SA did its bit in five world war battles that shaped the world – Business Day, 4 May 2015

THREE days from now, on Thursday May 7, is the 70th anniversary of the surrender of the forces of the Third Reich in Europe. South Africans, white and black, men and women, played their part on land, in the air, and at sea. They should not be forgotten as Europe celebrates Victory in Europe Day on Friday.

By John Kane-Berman 

THREE days from now, on Thursday May 7, is the 70th anniversary of the surrender of the forces of the Third Reich in Europe.

By the time Japan finally surrendered on September 2, 1945, the Second World War had claimed the lives of 15-million soldiers and 40-million civilians.

Germany finally surrendered when caught in a vice between Russian forces advancing from the east and those of the Americans and the British Empire closing in from the west.

But the five major battles that culminated in the destruction of Nazi Germany were all fought elsewhere — and probably the most important of them all took place not on land, but at sea.

The first of the turning points in the war was the Battle of Britain, fought between July and September 1940 in the skies over England.

German air attack was supposed to be the prelude to an amphibious landing that would have brought the UK under Nazi rule, but the German air force lost 1,733 aircraft against the British loss of 915.

Whether Adolf Hitler really intended to conquer the UK remains a moot point.
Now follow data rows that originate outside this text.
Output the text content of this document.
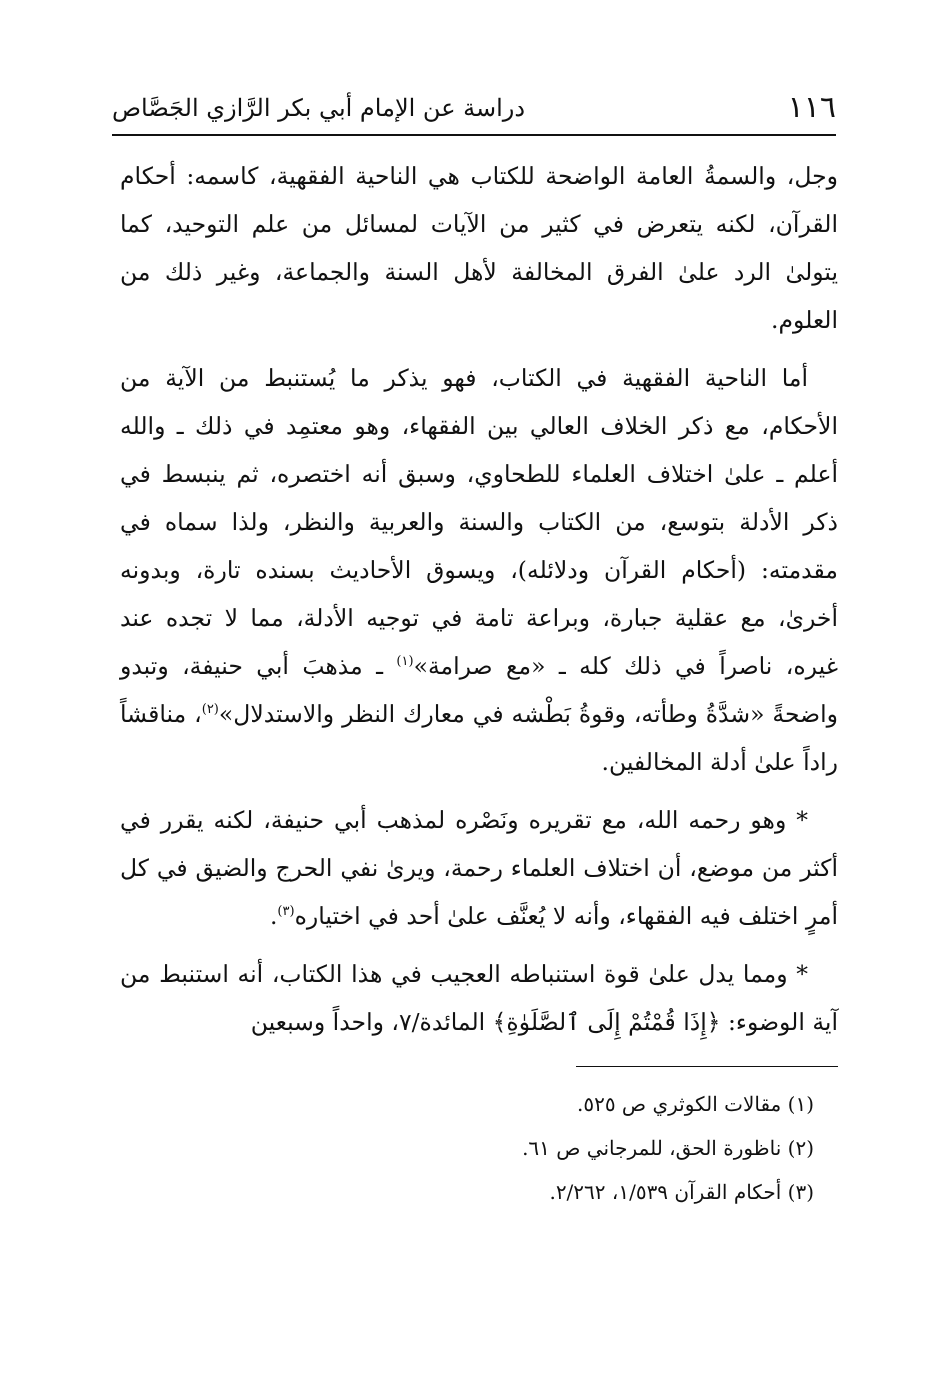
١١٦
دراسة عن الإمام أبي بكر الرَّازي الجَصَّاص

وجل، والسمةُ العامة الواضحة للكتاب هي الناحية الفقهية، كاسمه: أحكام القرآن، لكنه يتعرض في كثير من الآيات لمسائل من علم التوحيد، كما يتولىٰ الرد علىٰ الفرق المخالفة لأهل السنة والجماعة، وغير ذلك من العلوم.

أما الناحية الفقهية في الكتاب، فهو يذكر ما يُستنبط من الآية من الأحكام، مع ذكر الخلاف العالي بين الفقهاء، وهو معتمِد في ذلك ـ والله أعلم ـ علىٰ اختلاف العلماء للطحاوي، وسبق أنه اختصره، ثم ينبسط في ذكر الأدلة بتوسع، من الكتاب والسنة والعربية والنظر، ولذا سماه في مقدمته: (أحكام القرآن ودلائله)، ويسوق الأحاديث بسنده تارة، وبدونه أخرىٰ، مع عقلية جبارة، وبراعة تامة في توجيه الأدلة، مما لا تجده عند غيره، ناصراً في ذلك كله ـ «مع صرامة»$^{(١)}$ ـ مذهبَ أبي حنيفة، وتبدو واضحةً «شدَّةُ وطأته، وقوةُ بَطْشه في معارك النظر والاستدلال»$^{(٢)}$، مناقشاً راداً علىٰ أدلة المخالفين.

* وهو رحمه الله، مع تقريره ونَصْره لمذهب أبي حنيفة، لكنه يقرر في أكثر من موضع، أن اختلاف العلماء رحمة، ويرىٰ نفي الحرج والضيق في كل أمرٍ اختلف فيه الفقهاء، وأنه لا يُعنَّف علىٰ أحد في اختياره$^{(٣)}$.

* ومما يدل علىٰ قوة استنباطه العجيب في هذا الكتاب، أنه استنبط من آية الوضوء: ﴿إِذَا قُمْتُمْ إِلَى ٱلصَّلَوٰةِ﴾ المائدة/٧، واحداً وسبعين

(١) مقالات الكوثري ص ٥٢٥.

(٢) ناظورة الحق، للمرجاني ص ٦١.

(٣) أحكام القرآن ١/٥٣٩، ٢/٢٦٢.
He was banking on a deal in which he would guarantee the British Empire in return for a free hand in Europe.

In any event, he made the fatal mistake of turning to invade Russia while leaving his rear exposed.

The second great battle was at Alamein in October and November of 1942.

Germany hoped to conquer Egypt, then the largest British military base in the world, cross the Suez Canal, and team up with German troops moving down from the Caucasus.

Thus the Middle East would follow Europe into German occupation, possibly as a prelude to a German invasion of India.

British triumph at Alamein destroyed that plan.

A few days later, the Americans landed in North Africa and, by June 1943, all German and Italian forces there had been captured.

While Alamein was raging, so was an even greater battle, at Stalingrad. Surrounded and starved, Field Marshal Friedrich von Paulus surrendered to the Russians at the end of January 1943.

Stalingrad was the turning point in the Nazi invasion of their erstwhile Soviet ally.

The fourth great battle followed the Allied invasion of Nazi-occupied Europe on D-Day, June 6 1944.

As the Allies advanced upon Germany, Hitler launched a huge surprise counterattack in the Ardennes forest in Luxembourg on December 16. But the Battle of the Bulge in the end delayed the Allied advance into Germany by only six weeks.

The fifth and longest confrontation was the Battle of the Atlantic. Germany planned to starve the UK into submission by sinking all the merchant ships carrying its supplies, weapons and, later, troops, from the US and Canada.

Had the U-boats won the Battle of the Atlantic, the D-Day invasion launched from the UK could never have taken place.

And Hitler would have been free to concentrate all his forces against the Russians, instead of fighting on two fronts.

As the US was the origin of vast quantities of weaponry, German victory in the Atlantic would have prevented supplies from reaching the Russian forces round the top of Norway and via the Cape of Good Hope. British forces in Egypt were also supplied around the Cape.

A German victory in the Atlantic could have meant a German victory at Alamein.

The Battle of the Atlantic raged from the very first sinking (of a passenger ship) by a U-boat on September 3 1939 until Allied counterattack and faster ship-building forced the Germans to withdraw their U-boats from the Atlantic in May 1943.

South Africans, white and black, men and women, played their part on land, in the air, and at sea.

They should not be forgotten as Europe celebrates Victory in Europe Day on Friday.

• Kane-Berman is a consultant with the South African Institute of Race Relations.